It’s Literally Impossible to Afford Rent on the Minimum Wage

Even modest rental housing is now out of reach for millions of full-time workers — and the pandemic has made an already bleak situation even worse.

A new report estimates that in 2021, workers would have to earn an average of $24.90 an hour to rent a two-bedroom home and $20.40 an hour to pay for a one-bedroom rental. (Goh Rhy Yan / Unsplash)
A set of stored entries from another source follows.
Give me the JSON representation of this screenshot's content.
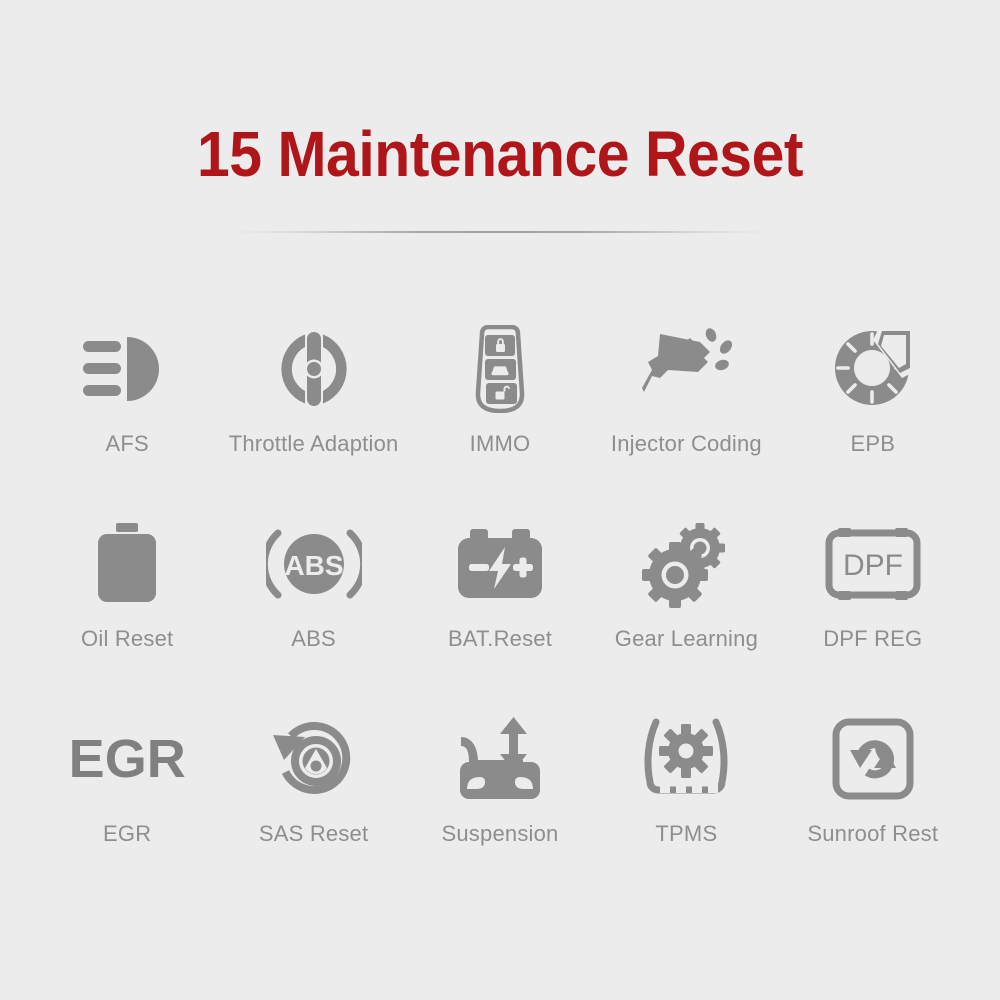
{
  "header": {
    "title": "15 Maintenance Reset",
    "title_color": "#b0151a"
  },
  "theme": {
    "background": "#ececec",
    "icon_color": "#8b8b8b",
    "label_color": "#8e8e8e",
    "divider_color": "#929292"
  },
  "grid": {
    "columns": 5,
    "rows": 3,
    "items": [
      {
        "label": "AFS",
        "icon": "headlight-afs-icon"
      },
      {
        "label": "Throttle Adaption",
        "icon": "throttle-body-icon"
      },
      {
        "label": "IMMO",
        "icon": "car-key-fob-icon"
      },
      {
        "label": "Injector Coding",
        "icon": "fuel-injector-icon"
      },
      {
        "label": "EPB",
        "icon": "brake-disc-caliper-icon"
      },
      {
        "label": "Oil Reset",
        "icon": "oil-can-icon"
      },
      {
        "label": "ABS",
        "icon": "abs-brake-icon"
      },
      {
        "label": "BAT.Reset",
        "icon": "car-battery-icon"
      },
      {
        "label": "Gear Learning",
        "icon": "two-gears-icon"
      },
      {
        "label": "DPF REG",
        "icon": "dpf-filter-icon",
        "glyph_text": "DPF"
      },
      {
        "label": "EGR",
        "icon": "egr-text-icon",
        "glyph_text": "EGR"
      },
      {
        "label": "SAS Reset",
        "icon": "steering-angle-reset-icon"
      },
      {
        "label": "Suspension",
        "icon": "car-suspension-arrow-icon"
      },
      {
        "label": "TPMS",
        "icon": "tire-pressure-icon"
      },
      {
        "label": "Sunroof Rest",
        "icon": "sunroof-reset-icon"
      }
    ]
  }
}
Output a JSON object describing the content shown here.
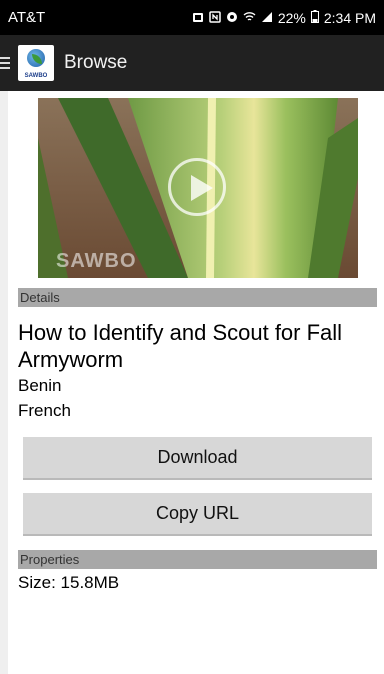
{
  "status_bar": {
    "carrier": "AT&T",
    "battery_percent": "22%",
    "time": "2:34 PM",
    "icons": [
      "alarm-icon",
      "nfc-icon",
      "notification-icon",
      "wifi-icon",
      "signal-icon",
      "battery-icon"
    ]
  },
  "app_bar": {
    "title": "Browse",
    "logo_text": "SAWBO"
  },
  "video": {
    "watermark": "SAWBO"
  },
  "details": {
    "section_label": "Details",
    "title": "How to Identify and Scout for Fall Armyworm",
    "country": "Benin",
    "language": "French"
  },
  "buttons": {
    "download": "Download",
    "copy_url": "Copy URL"
  },
  "properties": {
    "section_label": "Properties",
    "size_label": "Size:",
    "size_value": "15.8MB"
  }
}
What does spending the week toiling away at a full-time job get you in the way of a place to rest, relax, and spend your downtime? In the popular consciousness, the idea persists that full-time work usually comes with at least a bare minimum of comfort and even a bit of disposable income. For millions of American workers, however, even the former is often out of reach, and wages must be spent near-exclusively on life’s necessities. Chief among those is housing: usually people’s largest expense and about the most rudimentary need there is.
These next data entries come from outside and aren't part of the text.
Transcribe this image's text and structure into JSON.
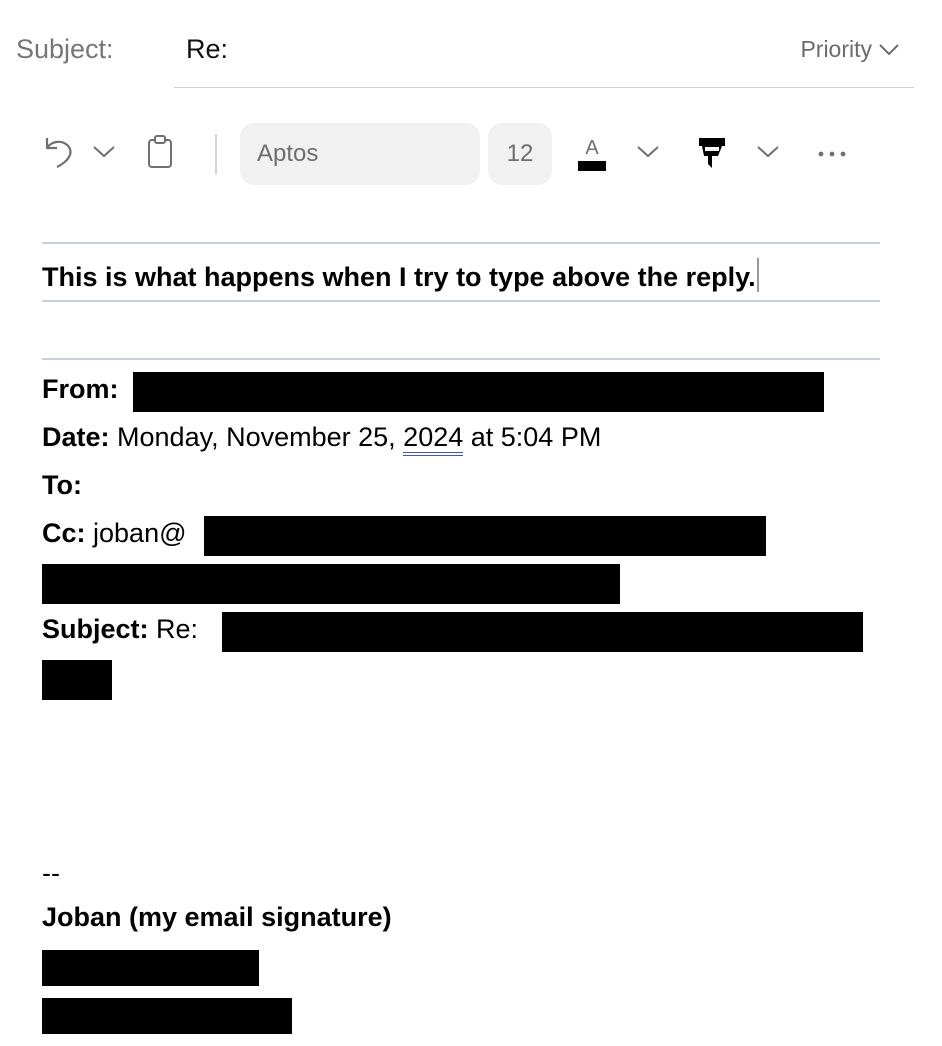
{
  "subject": {
    "label": "Subject:",
    "value": "Re:"
  },
  "priority": {
    "label": "Priority"
  },
  "toolbar": {
    "undo_icon": "undo-icon",
    "paste_icon": "clipboard-icon",
    "font_name": "Aptos",
    "font_size": "12",
    "font_color_icon": "font-color-icon",
    "highlight_icon": "highlighter-icon",
    "more_icon": "more-icon",
    "font_color_letter": "A"
  },
  "body": {
    "typed_line": "This is what happens when I try to type above the reply."
  },
  "quoted_header": {
    "from_label": "From:",
    "date_label": "Date:",
    "date_pre": "Monday, November 25, ",
    "date_year": "2024",
    "date_post": " at 5:04 PM",
    "to_label": "To:",
    "cc_label": "Cc:",
    "cc_value": "joban@",
    "subject_label": "Subject:",
    "subject_value": "Re:"
  },
  "signature": {
    "dash": "--",
    "name": "Joban (my email signature)"
  },
  "colors": {
    "divider": "#c9d0da",
    "toolbar_box": "#f1f1f1",
    "muted_text": "#767676",
    "link_underline": "#3b56c9"
  }
}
The answer, then, to the question of what full-time work gets you these days is bleak: As the National Low Income Housing Coalition’s new report “Out of Reach” explains, it’s now quite literally impossible for all but a very few working full-time for forty hours a week to afford even a modest one-bedroom apartment.
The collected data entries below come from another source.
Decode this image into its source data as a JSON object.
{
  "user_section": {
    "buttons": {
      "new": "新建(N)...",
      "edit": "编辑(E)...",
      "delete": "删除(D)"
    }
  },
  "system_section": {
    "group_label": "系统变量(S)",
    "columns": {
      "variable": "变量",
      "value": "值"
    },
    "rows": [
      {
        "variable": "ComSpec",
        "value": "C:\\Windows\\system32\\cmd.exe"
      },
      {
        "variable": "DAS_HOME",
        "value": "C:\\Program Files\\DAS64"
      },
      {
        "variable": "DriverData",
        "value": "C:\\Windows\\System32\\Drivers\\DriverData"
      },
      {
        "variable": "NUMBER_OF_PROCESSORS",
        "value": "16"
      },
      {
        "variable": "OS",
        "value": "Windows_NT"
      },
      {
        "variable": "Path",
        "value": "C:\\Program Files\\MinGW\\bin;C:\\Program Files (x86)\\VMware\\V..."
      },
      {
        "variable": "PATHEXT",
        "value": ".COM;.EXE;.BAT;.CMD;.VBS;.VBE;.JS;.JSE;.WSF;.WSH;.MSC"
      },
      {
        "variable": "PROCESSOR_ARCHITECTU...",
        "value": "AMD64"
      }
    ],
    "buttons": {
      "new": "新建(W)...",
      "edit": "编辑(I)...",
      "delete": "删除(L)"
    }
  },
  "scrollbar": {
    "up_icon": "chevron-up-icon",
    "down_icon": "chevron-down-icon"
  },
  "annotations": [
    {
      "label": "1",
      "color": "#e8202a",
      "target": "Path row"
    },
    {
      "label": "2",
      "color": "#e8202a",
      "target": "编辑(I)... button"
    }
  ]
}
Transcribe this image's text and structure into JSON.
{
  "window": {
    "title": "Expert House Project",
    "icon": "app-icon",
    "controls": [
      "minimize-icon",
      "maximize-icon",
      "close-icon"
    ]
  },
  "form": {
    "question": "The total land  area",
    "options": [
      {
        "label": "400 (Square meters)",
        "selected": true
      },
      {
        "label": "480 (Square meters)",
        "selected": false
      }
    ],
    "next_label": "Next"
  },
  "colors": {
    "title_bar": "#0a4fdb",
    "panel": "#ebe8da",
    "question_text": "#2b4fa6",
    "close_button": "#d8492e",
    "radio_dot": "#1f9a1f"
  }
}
Using a statistic it calls the “Housing Wage,” the organization’s calculations estimate what a full-time worker has to earn in order to make rent without spending more than 30 percent of their gross monthly income on housing costs (a general standard for housing affordability used by the federal government). In 2021, it estimates, workers would have to earn an average of $24.90 an hour to rent a two-bedroom home and $20.40 an hour to pay for a one-bedroom rental — figures which have increased from $23.96 and $19.56, respectively, since pre-pandemic times a year earlier.